Pour Kakese Vinalu, la fin des tueries dans l’Est de la RDC passe par la mise à nu des complicités internes et externes
InternetPour Kakese Vinalu qui revient de Bukavu dans le Sud-Kivu où il a participé du 15 au 17 novembre 2018 au Forum sur la Paix, la Cohésion sociale et la Prévention des conflits électoraux, organisé par le «Cadre Provincial de Plaidoyer» (CPP/SK), ces complicités sont liées à l’espace vital et à l’exploitation illégale des ressources naturelles.
« Ces complicités entretiennent des groupes armés dans notre pays et exploitent les minerais pour les vendre en fraude, c’est de là que proviennent les réseaux maffieux de l’exploitation, de commercialisation des minerais du Congo et de blanchiment d’argent par l’exploitation illégale des ressources naturelles, particulièrement de l’or ».
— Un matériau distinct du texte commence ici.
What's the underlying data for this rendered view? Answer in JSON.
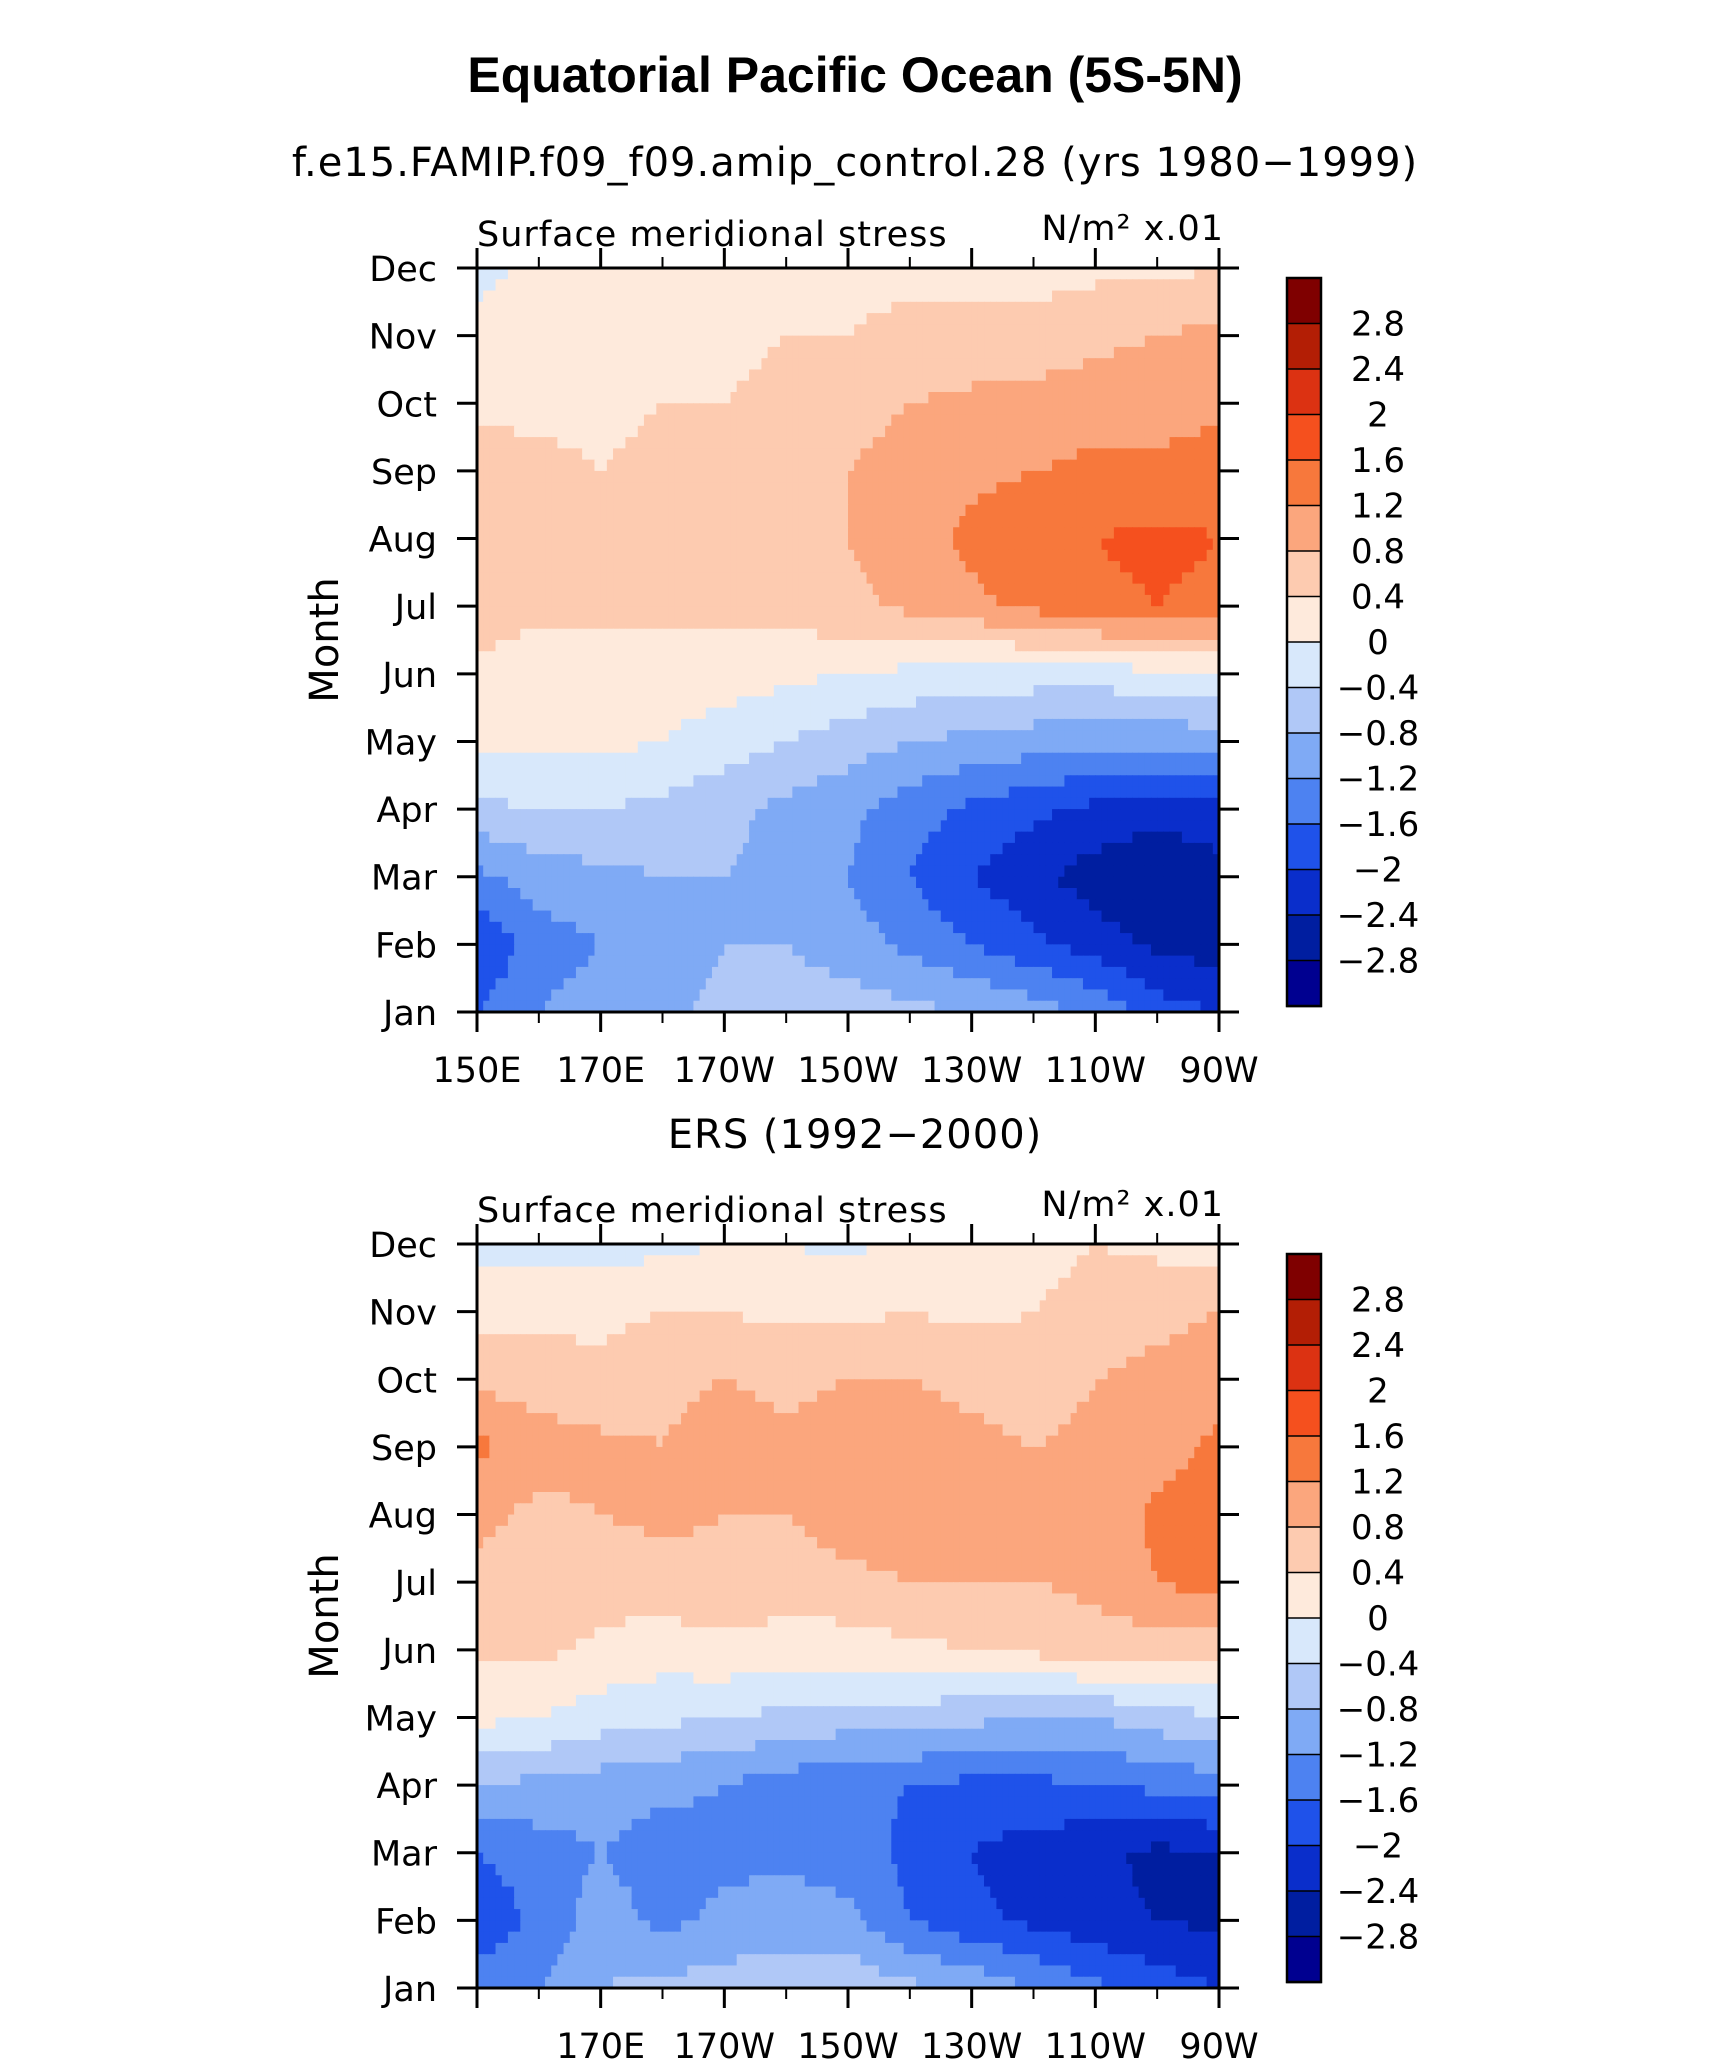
{
  "title": "Equatorial Pacific Ocean (5S-5N)",
  "panel_titles": [
    "f.e15.FAMIP.f09_f09.amip_control.28 (yrs 1980−1999)",
    "ERS (1992−2000)"
  ],
  "colorbar": {
    "labels": [
      "2.8",
      "2.4",
      "2",
      "1.6",
      "1.2",
      "0.8",
      "0.4",
      "0",
      "−0.4",
      "−0.8",
      "−1.2",
      "−1.6",
      "−2",
      "−2.4",
      "−2.8"
    ],
    "colors": [
      "#7f0000",
      "#b31e05",
      "#dc3212",
      "#f5501e",
      "#f7783c",
      "#fba67d",
      "#fdcbb0",
      "#feeadc",
      "#d8e8fb",
      "#b0c8f7",
      "#7faaf5",
      "#4d82f1",
      "#1f52ea",
      "#0a2ecb",
      "#001ea0",
      "#000090"
    ]
  },
  "chart_data": [
    {
      "type": "heatmap",
      "title": "Surface meridional stress",
      "units": "N/m² x.01",
      "ylabel": "Month",
      "xlabel": "",
      "yticks": [
        "Jan",
        "Feb",
        "Mar",
        "Apr",
        "May",
        "Jun",
        "Jul",
        "Aug",
        "Sep",
        "Oct",
        "Nov",
        "Dec"
      ],
      "xticks": [
        "150E",
        "170E",
        "170W",
        "150W",
        "130W",
        "110W",
        "90W"
      ],
      "x": [
        "150E",
        "160E",
        "170E",
        "180",
        "170W",
        "160W",
        "150W",
        "140W",
        "130W",
        "120W",
        "110W",
        "100W",
        "90W"
      ],
      "y": [
        "Jan",
        "Feb",
        "Mar",
        "Apr",
        "May",
        "Jun",
        "Jul",
        "Aug",
        "Sep",
        "Oct",
        "Nov",
        "Dec"
      ],
      "z": [
        [
          -1.6,
          -1.2,
          -1.0,
          -0.9,
          -0.7,
          -0.6,
          -0.6,
          -0.7,
          -0.8,
          -1.0,
          -1.3,
          -1.8,
          -2.0
        ],
        [
          -2.0,
          -1.4,
          -1.2,
          -1.0,
          -0.8,
          -0.8,
          -1.0,
          -1.3,
          -1.6,
          -1.9,
          -2.2,
          -2.5,
          -2.6
        ],
        [
          -1.3,
          -1.0,
          -0.9,
          -0.8,
          -0.8,
          -0.9,
          -1.2,
          -1.6,
          -2.0,
          -2.3,
          -2.6,
          -2.8,
          -2.6
        ],
        [
          -0.5,
          -0.4,
          -0.4,
          -0.5,
          -0.7,
          -0.9,
          -1.1,
          -1.4,
          -1.7,
          -1.9,
          -2.1,
          -2.2,
          -2.1
        ],
        [
          0.1,
          0.1,
          0.1,
          0.0,
          -0.2,
          -0.4,
          -0.6,
          -0.8,
          -0.9,
          -1.0,
          -1.1,
          -1.1,
          -1.0
        ],
        [
          0.3,
          0.2,
          0.2,
          0.2,
          0.2,
          0.1,
          0.0,
          -0.1,
          -0.2,
          -0.2,
          -0.2,
          -0.1,
          0.0
        ],
        [
          0.6,
          0.5,
          0.5,
          0.5,
          0.5,
          0.6,
          0.7,
          0.9,
          1.1,
          1.3,
          1.5,
          1.6,
          1.5
        ],
        [
          0.8,
          0.5,
          0.5,
          0.5,
          0.5,
          0.6,
          0.8,
          1.0,
          1.3,
          1.5,
          1.6,
          1.7,
          1.6
        ],
        [
          0.6,
          0.5,
          0.4,
          0.5,
          0.5,
          0.6,
          0.8,
          1.0,
          1.1,
          1.2,
          1.3,
          1.3,
          1.4
        ],
        [
          0.3,
          0.3,
          0.3,
          0.4,
          0.4,
          0.5,
          0.6,
          0.8,
          0.9,
          0.9,
          1.0,
          1.0,
          1.1
        ],
        [
          0.1,
          0.1,
          0.2,
          0.3,
          0.3,
          0.4,
          0.4,
          0.5,
          0.5,
          0.6,
          0.7,
          0.8,
          0.9
        ],
        [
          -0.1,
          0.1,
          0.1,
          0.2,
          0.3,
          0.3,
          0.3,
          0.3,
          0.3,
          0.2,
          0.3,
          0.3,
          0.4
        ]
      ]
    },
    {
      "type": "heatmap",
      "title": "Surface meridional stress",
      "units": "N/m² x.01",
      "ylabel": "Month",
      "xlabel": "",
      "yticks": [
        "Jan",
        "Feb",
        "Mar",
        "Apr",
        "May",
        "Jun",
        "Jul",
        "Aug",
        "Sep",
        "Oct",
        "Nov",
        "Dec"
      ],
      "xticks": [
        "170E",
        "170W",
        "150W",
        "130W",
        "110W",
        "90W"
      ],
      "x": [
        "150E",
        "160E",
        "170E",
        "180",
        "170W",
        "160W",
        "150W",
        "140W",
        "130W",
        "120W",
        "110W",
        "100W",
        "90W"
      ],
      "y": [
        "Jan",
        "Feb",
        "Mar",
        "Apr",
        "May",
        "Jun",
        "Jul",
        "Aug",
        "Sep",
        "Oct",
        "Nov",
        "Dec"
      ],
      "z": [
        [
          -1.4,
          -1.2,
          -0.8,
          -0.7,
          -0.6,
          -0.6,
          -0.5,
          -0.7,
          -0.9,
          -1.2,
          -1.5,
          -1.8,
          -2.0
        ],
        [
          -1.9,
          -1.5,
          -1.0,
          -1.3,
          -1.1,
          -1.0,
          -1.1,
          -1.6,
          -1.9,
          -2.1,
          -2.3,
          -2.4,
          -2.5
        ],
        [
          -1.6,
          -1.4,
          -1.2,
          -1.4,
          -1.3,
          -1.3,
          -1.4,
          -1.7,
          -2.0,
          -2.2,
          -2.3,
          -2.5,
          -2.4
        ],
        [
          -0.8,
          -0.9,
          -1.0,
          -1.1,
          -1.2,
          -1.4,
          -1.5,
          -1.6,
          -1.7,
          -1.7,
          -1.6,
          -1.5,
          -1.4
        ],
        [
          0.1,
          0.0,
          -0.2,
          -0.3,
          -0.4,
          -0.5,
          -0.6,
          -0.6,
          -0.7,
          -0.8,
          -0.8,
          -0.6,
          -0.4
        ],
        [
          0.5,
          0.5,
          0.3,
          0.2,
          0.3,
          0.2,
          0.2,
          0.3,
          0.4,
          0.5,
          0.6,
          0.6,
          0.5
        ],
        [
          0.7,
          0.7,
          0.6,
          0.6,
          0.7,
          0.6,
          0.7,
          0.8,
          0.8,
          0.8,
          0.9,
          1.2,
          1.4
        ],
        [
          0.9,
          0.7,
          0.8,
          0.9,
          0.8,
          0.8,
          1.0,
          1.0,
          1.0,
          0.9,
          0.9,
          1.3,
          1.4
        ],
        [
          1.3,
          1.0,
          0.9,
          0.8,
          1.0,
          0.9,
          1.0,
          1.0,
          0.9,
          0.8,
          0.9,
          1.0,
          1.3
        ],
        [
          0.7,
          0.6,
          0.5,
          0.7,
          0.8,
          0.7,
          0.8,
          0.8,
          0.7,
          0.6,
          0.8,
          0.9,
          1.0
        ],
        [
          0.3,
          0.3,
          0.3,
          0.4,
          0.4,
          0.3,
          0.3,
          0.4,
          0.3,
          0.4,
          0.6,
          0.7,
          0.8
        ],
        [
          -0.1,
          -0.2,
          -0.2,
          -0.1,
          0.0,
          0.0,
          -0.1,
          0.1,
          0.2,
          0.2,
          0.4,
          0.3,
          0.2
        ]
      ]
    }
  ]
}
A une question sur l’insécurité au Sud-Kivu, le coordonnateur national de la CIRGL a indiqué qu’elle «est liée aux questions de succession coutumière, notamment dans la localité de Nindja entre deux frères ennemis et qui a conduit à un déplacement massif de la population. Il y a aussi l’insécurité sous-jacente aux groupes armés liés à l’exploitation illégale des ressources naturelles. Et enfin, il a cité des violences suscitées par le comportement des hommes politiques qui tiennent de discours de violence et de haine ethnique et tribale.
Parlant des résolutions prises par les assises de Bukavu auxquelles il vient de participer, Kakese Vinalu a indiqué qu’elles « sont très utiles, particulièrement celle demandant au Procureur Général de la République de rappeler, à travers une correspondance officielle (circulaire, communiqué …), les dispositions constitutionnelles, légales et réglementaires et les peines encourues en cas de violences, d’injures, d’incitation à la haine ethnique et tribale lors des prochaines élections … ».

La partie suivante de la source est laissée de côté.